Mas o destino tem estes hábitos poucos temperados e se há uma semana atrás não se passava nada, hoje passa-se tudo: vamos ter eleições e temos mais uma bronca no futebol (“corrupção no fenómeno desportivo”, como se diz naquela doença eufemística em que o pretensiosismo jurídico e o analfabetismo jornalístico estão a transformar a outrora resplandecente Língua Portuguesa). Isso do futebol não interessa para nada, é só mais uma vez o Pinto da Costa e os árbitros e mais uma data de investigações e assim que não podem, de forma alguma, dar resultados, não vão uns milhares de doentes da bola sublevar-se, atiçados por aquelas pessoas que fazem vida de excitar as massas com regionalismos com hora marcada e a que vulgarmente se chama “autarcas da área metropolitana do Porto”). Mas haver eleições, isso é outra conversa.

Dizia há dias o JMD Barroso, Presidente da Comichão Europeia, que gosta muito de parlamentos. Pois eu não só gosto muito de parlamentos como gosto ainda mais de eleições, sejam elas quais forem. Até de referendos, que não sendo propriamente eleições têm toda aquela mobilização de imensas massas de eleitores. Mas as minhas preferidas são as eleições legislativas. Os círculos, o método de Hondt, os cabeças de lista, as contas para ver que maiorias se podem formar, as tournées de comícios, as declarações dos populares (não necessariamente do Partido Popular), tudo aquilo é giríssimo. As eleições legislativas são as mais complexas e completas de todas as eleições, até porque é do que nelas se elege que é emanado o Governo. É assim tipo reacção em cadeia: nós elegemos os deputados, que por sua vez elegem o Governo, o Presidente da Assembleia da República e toda uma corte de representantes e organismos oficiais, desde altas autoridades até conselhos consultivos, vinculativos, vomitivos e outros. É mesmo engraçado. Tipo Mega Ciência, mas para muito melhor.
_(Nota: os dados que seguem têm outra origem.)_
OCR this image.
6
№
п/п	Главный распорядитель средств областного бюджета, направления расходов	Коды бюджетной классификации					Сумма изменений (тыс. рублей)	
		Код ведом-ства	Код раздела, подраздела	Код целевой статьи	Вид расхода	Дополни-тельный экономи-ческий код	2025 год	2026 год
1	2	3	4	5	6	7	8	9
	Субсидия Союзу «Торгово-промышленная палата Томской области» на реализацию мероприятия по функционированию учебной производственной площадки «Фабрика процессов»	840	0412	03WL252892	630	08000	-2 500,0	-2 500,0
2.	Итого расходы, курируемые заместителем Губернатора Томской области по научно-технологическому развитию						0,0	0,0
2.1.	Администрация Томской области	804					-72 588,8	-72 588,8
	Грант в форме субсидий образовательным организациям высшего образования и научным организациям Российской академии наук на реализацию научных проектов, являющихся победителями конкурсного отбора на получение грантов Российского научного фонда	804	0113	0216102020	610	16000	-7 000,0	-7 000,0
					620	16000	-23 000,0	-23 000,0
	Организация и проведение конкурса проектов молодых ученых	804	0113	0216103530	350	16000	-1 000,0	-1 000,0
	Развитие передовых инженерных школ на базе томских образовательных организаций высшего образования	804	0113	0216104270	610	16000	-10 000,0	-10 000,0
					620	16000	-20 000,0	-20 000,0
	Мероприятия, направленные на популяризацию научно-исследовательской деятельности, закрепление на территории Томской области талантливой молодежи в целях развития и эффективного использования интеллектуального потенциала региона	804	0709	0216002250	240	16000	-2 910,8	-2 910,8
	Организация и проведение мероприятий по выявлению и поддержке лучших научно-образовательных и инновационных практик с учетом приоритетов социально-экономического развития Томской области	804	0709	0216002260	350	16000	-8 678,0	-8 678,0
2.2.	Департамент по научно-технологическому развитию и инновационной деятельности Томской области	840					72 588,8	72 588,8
E desta vez até temos bónus: dois dos partidos com assento parlamentar apresentam-se com líderes novos. E o que a gente quer é novidades! No PS, temos o Sócrates, que já é uma novidade com alguns meses, mas como ainda não disse nada que se aproveitasse conta como se fosse novinho em folha. Além do mais, aparece sempre um primor de bem-posto, claramente apontado para o eleitorado feminino (com menos uns aninhos e também seria para o masculino, mas não se pode ter tudo) e com um discurso vácuo mas de palavras sempre muito bem escolhidas. Parece-me que o grande trunfo de Sócrates serão os amores platónicos o que, não sendo novo, é sempre divertido. E também temos novo robô no PC, este sim cooptado de fresco numa linda cerimónia decorrida o fim-de-semana passado na cintura industrial de Lisboa (onde mais?). Este novo robô, embora não diga nada de novo, já não reproduz cassetes, mas sim cartões de memória Secure Digital, o que permite uma reprodução muito mais fiel e sem perdas dos conteúdos seleccionados pelo utilizador/dono. Aliás, não sei se já repararam, mas pela primeira vez em 12 anos o PCP tem um secretário-geral de cujo discurso se perceberam as palavras todas. E, isso sim, é uma grande novidade.

Com as novas aquisições e o calibre dos que já cá estavam -- a demagogia light e politicamente correcta de Louçã, a descoordenação patológica de Santana e o charme assanhado de Portas -- vamos ter um campeonato, perdão, uma campanha eleitoral que irá seguramente mais baixo que nenhuma outra até agora em Portugal. Ena ena. Será desta que eu ganho coragem para nem lá pôr as patas? Quem sabe.